Harnessing these more informal meetings to your advantage requires preparation. For example, you will want to have answers prepared for the inevitable questions: “Can you tell me about yourself? What do you do?” Often called the elevator pitch, having a very short (30 second) and a little longer (2 minute) answer for these questions practiced and ready for delivery can be incredibly helpful. In the busy social context of conferences, you will have a small window of time to situate yourself in the field and give the listener a sense of what is unique and interesting about your work. This is not the time to stumble or start with a vague reply like, “it’s complicated.” Practicing these answers before you get to the conference will ensure you don’t stumble when you are introduced to someone you’ve wanted to meet. Remember, conferences are where things happen quickly. You will be crafting your social capital in those short informal conversations. In a matter of minutes, the listener will form their impressions of you and your work. Make those minutes count by practicing your answers with trusted colleagues before you leave for the conference and ask for feedback: Can you summarize what you understood from what I said? Was it interesting? Did I manage to convey why this work is important?

In addition to this focus on introducing yourself and sharing your ideas, however, don’t forget to be useful to others as well. Be a helpful audience for the ideas that others are trying to test. Offer theories, perspectives, or ideas that might be relevant to their work. Share other literature they might not have come across yet. Connect them with (e.g., offer to introduce them to) others you know exploring related ideas. Whether these interactions happen in the context of an informal meeting with someone, through a brief conversation in the context of their poster, or as a quick one-minute exchange following their formal presentation on the podium, offering interesting leads and giving away related ideas can create a reputation for being generous and generative, which is the sort of reputation that is never too early to start developing.
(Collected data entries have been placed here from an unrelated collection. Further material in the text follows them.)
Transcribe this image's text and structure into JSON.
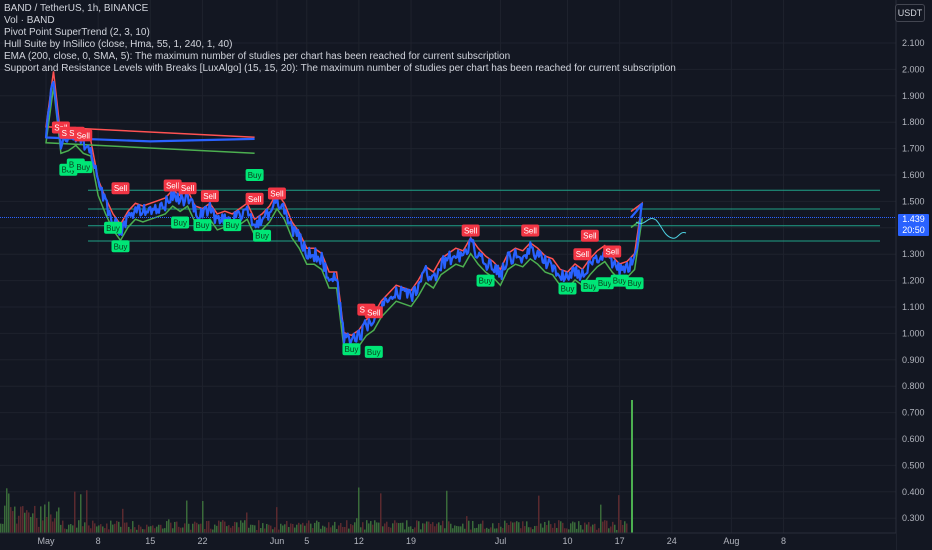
{
  "legend": {
    "symbol_line": "BAND / TetherUS, 1h, BINANCE",
    "vol_line": "Vol · BAND",
    "pivot_line": "Pivot Point SuperTrend (2, 3, 10)",
    "hull_line": "Hull Suite by InSilico (close, Hma, 55, 1, 240, 1, 40)",
    "ema_line": "EMA (200, close, 0, SMA, 5): The maximum number of studies per chart has been reached for current subscription",
    "sr_line": " Support and Resistance Levels with Breaks [LuxAlgo] (15, 15, 20): The maximum number of studies per chart has been reached for current subscription"
  },
  "currency_button": "USDT",
  "last_price": {
    "value": "1.439",
    "countdown": "20:50"
  },
  "colors": {
    "background": "#131722",
    "price_line": "#2962ff",
    "supertrend_up": "#4caf50",
    "supertrend_down": "#ff5252",
    "hull_up": "#00e676",
    "hull_down": "#ff5252",
    "sr_level": "#1fa187",
    "buy_label": "#00e676",
    "sell_label": "#f23645",
    "volume": "#3a6b3a"
  },
  "chart_data": {
    "type": "line",
    "title": "BAND / TetherUS, 1h, BINANCE",
    "y_axis_ticks": [
      "2.100",
      "2.000",
      "1.900",
      "1.800",
      "1.700",
      "1.600",
      "1.500",
      "1.400",
      "1.300",
      "1.200",
      "1.100",
      "1.000",
      "0.900",
      "0.800",
      "0.700",
      "0.600",
      "0.500",
      "0.400",
      "0.300"
    ],
    "x_axis_ticks": [
      "May",
      "8",
      "15",
      "22",
      "Jun",
      "5",
      "12",
      "19",
      "Jul",
      "10",
      "17",
      "24",
      "Aug",
      "8"
    ],
    "price_series": [
      {
        "x": "Apr 30",
        "y": 1.72
      },
      {
        "x": "May 1",
        "y": 1.76
      },
      {
        "x": "May 2",
        "y": 1.97
      },
      {
        "x": "May 3",
        "y": 1.72
      },
      {
        "x": "May 4",
        "y": 1.73
      },
      {
        "x": "May 5",
        "y": 1.75
      },
      {
        "x": "May 6",
        "y": 1.72
      },
      {
        "x": "May 7",
        "y": 1.71
      },
      {
        "x": "May 8",
        "y": 1.56
      },
      {
        "x": "May 9",
        "y": 1.49
      },
      {
        "x": "May 10",
        "y": 1.43
      },
      {
        "x": "May 11",
        "y": 1.39
      },
      {
        "x": "May 12",
        "y": 1.44
      },
      {
        "x": "May 13",
        "y": 1.47
      },
      {
        "x": "May 14",
        "y": 1.46
      },
      {
        "x": "May 15",
        "y": 1.47
      },
      {
        "x": "May 16",
        "y": 1.48
      },
      {
        "x": "May 17",
        "y": 1.49
      },
      {
        "x": "May 18",
        "y": 1.52
      },
      {
        "x": "May 19",
        "y": 1.5
      },
      {
        "x": "May 20",
        "y": 1.52
      },
      {
        "x": "May 21",
        "y": 1.46
      },
      {
        "x": "May 22",
        "y": 1.45
      },
      {
        "x": "May 23",
        "y": 1.47
      },
      {
        "x": "May 24",
        "y": 1.43
      },
      {
        "x": "May 25",
        "y": 1.44
      },
      {
        "x": "May 26",
        "y": 1.43
      },
      {
        "x": "May 27",
        "y": 1.45
      },
      {
        "x": "May 28",
        "y": 1.47
      },
      {
        "x": "May 29",
        "y": 1.41
      },
      {
        "x": "May 30",
        "y": 1.43
      },
      {
        "x": "May 31",
        "y": 1.46
      },
      {
        "x": "Jun 1",
        "y": 1.51
      },
      {
        "x": "Jun 2",
        "y": 1.47
      },
      {
        "x": "Jun 3",
        "y": 1.4
      },
      {
        "x": "Jun 4",
        "y": 1.36
      },
      {
        "x": "Jun 5",
        "y": 1.3
      },
      {
        "x": "Jun 6",
        "y": 1.3
      },
      {
        "x": "Jun 7",
        "y": 1.28
      },
      {
        "x": "Jun 8",
        "y": 1.21
      },
      {
        "x": "Jun 9",
        "y": 1.21
      },
      {
        "x": "Jun 10",
        "y": 0.98
      },
      {
        "x": "Jun 11",
        "y": 0.97
      },
      {
        "x": "Jun 12",
        "y": 0.99
      },
      {
        "x": "Jun 13",
        "y": 1.03
      },
      {
        "x": "Jun 14",
        "y": 1.05
      },
      {
        "x": "Jun 15",
        "y": 1.1
      },
      {
        "x": "Jun 16",
        "y": 1.13
      },
      {
        "x": "Jun 17",
        "y": 1.16
      },
      {
        "x": "Jun 18",
        "y": 1.15
      },
      {
        "x": "Jun 19",
        "y": 1.14
      },
      {
        "x": "Jun 20",
        "y": 1.18
      },
      {
        "x": "Jun 21",
        "y": 1.23
      },
      {
        "x": "Jun 22",
        "y": 1.21
      },
      {
        "x": "Jun 23",
        "y": 1.26
      },
      {
        "x": "Jun 24",
        "y": 1.28
      },
      {
        "x": "Jun 25",
        "y": 1.3
      },
      {
        "x": "Jun 26",
        "y": 1.29
      },
      {
        "x": "Jun 27",
        "y": 1.34
      },
      {
        "x": "Jun 28",
        "y": 1.3
      },
      {
        "x": "Jun 29",
        "y": 1.27
      },
      {
        "x": "Jun 30",
        "y": 1.25
      },
      {
        "x": "Jul 1",
        "y": 1.22
      },
      {
        "x": "Jul 2",
        "y": 1.28
      },
      {
        "x": "Jul 3",
        "y": 1.3
      },
      {
        "x": "Jul 4",
        "y": 1.29
      },
      {
        "x": "Jul 5",
        "y": 1.32
      },
      {
        "x": "Jul 6",
        "y": 1.3
      },
      {
        "x": "Jul 7",
        "y": 1.27
      },
      {
        "x": "Jul 8",
        "y": 1.26
      },
      {
        "x": "Jul 9",
        "y": 1.22
      },
      {
        "x": "Jul 10",
        "y": 1.21
      },
      {
        "x": "Jul 11",
        "y": 1.24
      },
      {
        "x": "Jul 12",
        "y": 1.22
      },
      {
        "x": "Jul 13",
        "y": 1.26
      },
      {
        "x": "Jul 14",
        "y": 1.29
      },
      {
        "x": "Jul 15",
        "y": 1.31
      },
      {
        "x": "Jul 16",
        "y": 1.27
      },
      {
        "x": "Jul 17",
        "y": 1.24
      },
      {
        "x": "Jul 18",
        "y": 1.25
      },
      {
        "x": "Jul 19",
        "y": 1.28
      },
      {
        "x": "Jul 20",
        "y": 1.47
      },
      {
        "x": "Jul 20 (last)",
        "y": 1.439
      }
    ],
    "sr_levels": [
      1.542,
      1.471,
      1.408,
      1.35
    ],
    "signals": [
      {
        "label": "Buy",
        "x": "Apr 30",
        "y": 1.6
      },
      {
        "label": "Sell",
        "x": "May 3",
        "y": 1.78
      },
      {
        "label": "Sell",
        "x": "May 4",
        "y": 1.76
      },
      {
        "label": "Sell",
        "x": "May 5",
        "y": 1.76
      },
      {
        "label": "Sell",
        "x": "May 6",
        "y": 1.75
      },
      {
        "label": "Buy",
        "x": "May 4",
        "y": 1.62
      },
      {
        "label": "Buy",
        "x": "May 5",
        "y": 1.64
      },
      {
        "label": "Buy",
        "x": "May 6",
        "y": 1.63
      },
      {
        "label": "Sell",
        "x": "May 11",
        "y": 1.55
      },
      {
        "label": "Buy",
        "x": "May 10",
        "y": 1.4
      },
      {
        "label": "Buy",
        "x": "May 11",
        "y": 1.33
      },
      {
        "label": "Sell",
        "x": "May 18",
        "y": 1.56
      },
      {
        "label": "Sell",
        "x": "May 20",
        "y": 1.55
      },
      {
        "label": "Buy",
        "x": "May 19",
        "y": 1.42
      },
      {
        "label": "Sell",
        "x": "May 23",
        "y": 1.52
      },
      {
        "label": "Buy",
        "x": "May 22",
        "y": 1.41
      },
      {
        "label": "Buy",
        "x": "May 26",
        "y": 1.41
      },
      {
        "label": "Sell",
        "x": "May 29",
        "y": 1.51
      },
      {
        "label": "Buy",
        "x": "May 30",
        "y": 1.37
      },
      {
        "label": "Sell",
        "x": "Jun 1",
        "y": 1.53
      },
      {
        "label": "Sell",
        "x": "Jun 13",
        "y": 1.09
      },
      {
        "label": "Sell",
        "x": "Jun 14",
        "y": 1.08
      },
      {
        "label": "Buy",
        "x": "Jun 11",
        "y": 0.94
      },
      {
        "label": "Buy",
        "x": "Jun 14",
        "y": 0.93
      },
      {
        "label": "Sell",
        "x": "Jun 27",
        "y": 1.39
      },
      {
        "label": "Buy",
        "x": "Jun 29",
        "y": 1.2
      },
      {
        "label": "Sell",
        "x": "Jul 5",
        "y": 1.39
      },
      {
        "label": "Buy",
        "x": "Jul 10",
        "y": 1.17
      },
      {
        "label": "Sell",
        "x": "Jul 13",
        "y": 1.37
      },
      {
        "label": "Sell",
        "x": "Jul 12",
        "y": 1.3
      },
      {
        "label": "Buy",
        "x": "Jul 13",
        "y": 1.18
      },
      {
        "label": "Buy",
        "x": "Jul 15",
        "y": 1.19
      },
      {
        "label": "Sell",
        "x": "Jul 16",
        "y": 1.31
      },
      {
        "label": "Buy",
        "x": "Jul 17",
        "y": 1.2
      },
      {
        "label": "Buy",
        "x": "Jul 19",
        "y": 1.19
      }
    ]
  }
}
Finally, remember to follow up after (or during) the conference with some form of electronic connection to keep the relationship alive. If you mentioned an article they might wish to read or an author whose work they might wish to explore, send them an electronic version of the paper (or a few specific references of the relevant author). If you promised to make a connection with someone, send the e‑introduction as soon as you can. If you were sharing some of your work with them, send them an electronic version of your article, or even a draft if you (and your supervisor or mentor) feel it is close enough for external eyes to see. If they offered you something, email them to thank them for the offer as a way of reminding them. Or if it was just a nice conversation, just follow up with a quick note to say how nice it was to meet them. A quick trick in this regard, by the way, is to make a note to yourself immediately after meeting with a person regarding what you discussed and what you offered. We all make conference promises, many of which get forgotten almost immediately after they were made. So having a strategy to ensure you remember and follow up on these valuable conversations is essential if you wish to maintain that connection. We used to make notes of these conversations on the back of the person’s business card; nowadays, we make notes and reminders in our phones. How you follow up is up to you; just make sure you do it.
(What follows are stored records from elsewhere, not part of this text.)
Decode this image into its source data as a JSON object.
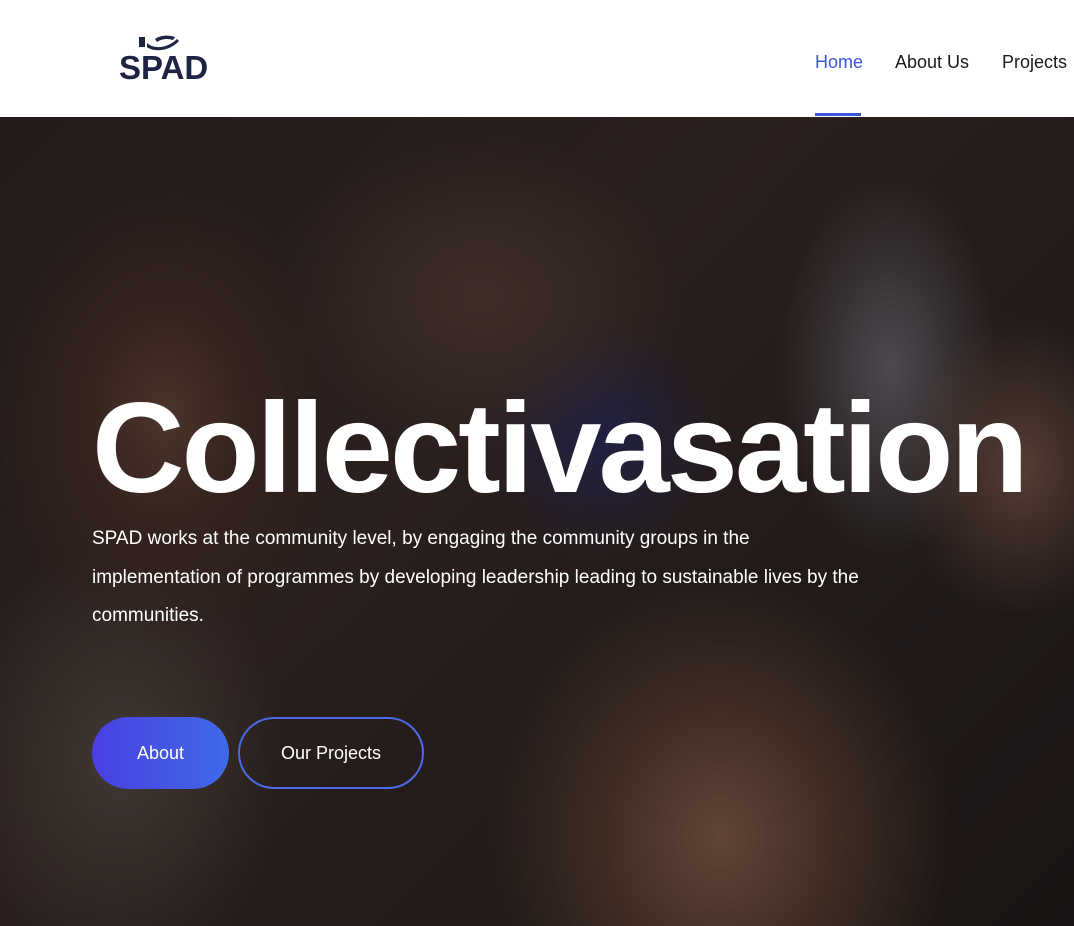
{
  "brand": {
    "name": "SPAD",
    "logo_icon": "hand-icon",
    "text_color": "#1d2444"
  },
  "nav": {
    "items": [
      {
        "label": "Home",
        "active": true
      },
      {
        "label": "About Us",
        "active": false
      },
      {
        "label": "Projects",
        "active": false
      }
    ],
    "active_color": "#3b56d9"
  },
  "hero": {
    "title": "Collectivasation",
    "description": "SPAD works at the community level, by engaging the community groups in the implementation of programmes by developing leadership leading to sustainable lives by the communities.",
    "buttons": {
      "about_label": "About",
      "projects_label": "Our Projects"
    },
    "accent_color": "#4a3fe0"
  }
}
There are many potential positive outcomes of “conferencing well”: having refined and revised your thinking about a project; having new ideas that you hadn’t previously considered and new authors to explore; having given away a few ideas that others are more likely to follow up on than you; having reconnected with old colleagues and made some new connections; as well as having some new pictures in your phone from places visited; having more energy because you are better rested than when you arrived; and having luggage that is a little heavier with souvenirs and other purchases. Conferencing well is an art that can take some time to hone, but it is well worth the effort to ensure that you can take advantage of these extraordinary events.